La castidad se ordena al "don de sí" porque implica el "dominio de sí". Puesto que nadie puede dar lo que no posee: si la persona no es dueña de sí misma por medio de la castidad, carece de aquella autoposesión que la hace capaz de donarse. La castidad es la energía espiritual que libera el amor del egoísmo y de la agresividad. En la medida en que en el hombre se debilita en la castidad, su amor se hace progresivamente egoísta, es decir, buscará la satisfacción de un deseo de placer y no ya el don de sí mismo. Por ello, "la alternativa es clara: o el hombre controla sus pasiones y obtiene la paz, o se deja dominar por ellas y se hace desgraciado" (CEC, n. 2339).  

Ciertamente, la educación sexual es necesaria, pero recordando que son los padres de familia los primeros responsables, y que debe realizarse según las edades de los hijos y dentro de un contexto de vocación al amor en el matrimonio: No se les debe presentar ningún material de carácter erótico, ni invitarlos a actuar de modo que puedan ofender objetivamente la modestia.  

La lucha por vivir la castidad le corresponde a cada uno, según el estado civil y la edad en que se encuentre; la lucha por defender el verdadero sentido de la familia, del matrimonio y de la sexualidad humana nos corresponde a todos (Cfr.  www.tmx.com.ni/~cen/ )  

Hay personas que no quieren tener límite en nada. Cuando se sostiene que abandonar el límite es la forma ser independiente, lo que se consigue es el encerramiento en el propio vacío y la desorientación, es decir, la falta de libertad. Eso les sucede a los adictos a la droga, al alcohol, al sexo o a la pornografía: pierden el equilibrio y se vuelven esclavos de su vicio. Como dice Bernard Shaw: “Cada quien escoge de qué quiere ser esclavo”.  

Las personas casadas se deberían de preguntar periódicamente: “¿Cómo enriquecer el amor conyugal?” Cada matrimonio podría meter iniciativa en ello. La mujer que es esposa y madre, ha de darle importancia a ambos papeles.
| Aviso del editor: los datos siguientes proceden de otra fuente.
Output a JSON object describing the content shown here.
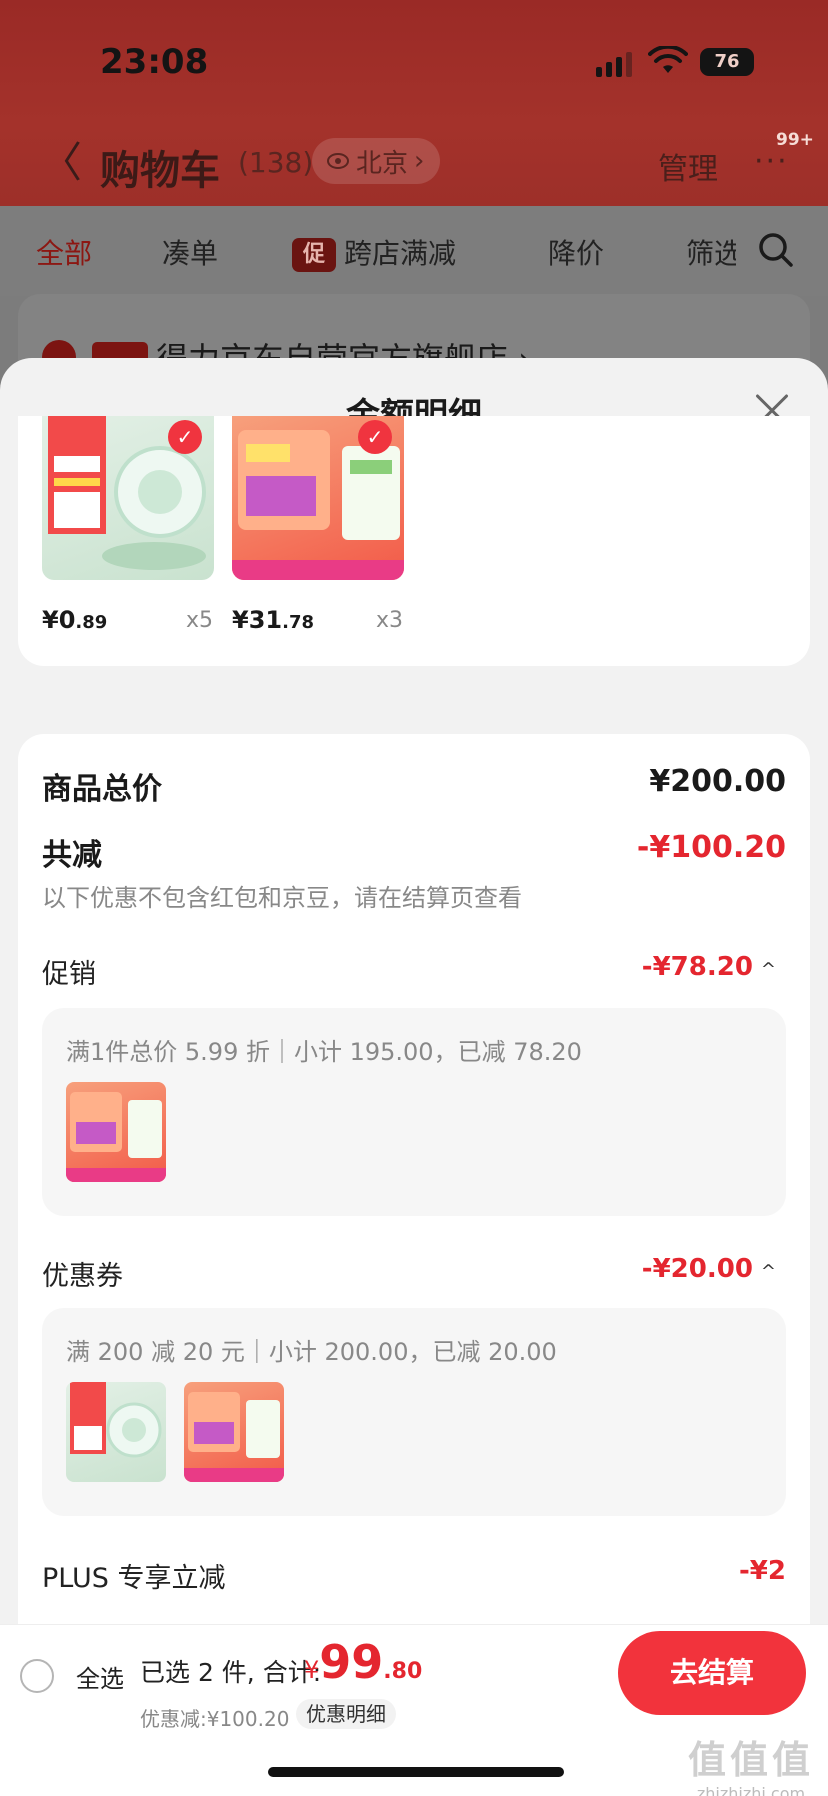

A veces la mujer es más madre que esposa, y olvida que el marido necesita ocupar un lugar muy especial en la casa y en su corazón. La mujer debe vivir un balance entre esos dos polos.  

El amor conyugal se enriquece con detalles pequeños, con conversaciones interesantes y cultivadas, con interés por lo que hacen los demás... Se enriquece al compartir penas y alegrías, al participar en proyectos comunes, al cultivar la amistad y, sobre todo, al compartir los mismos valores morales, sociales y culturales. La participación es la clave de la familia.  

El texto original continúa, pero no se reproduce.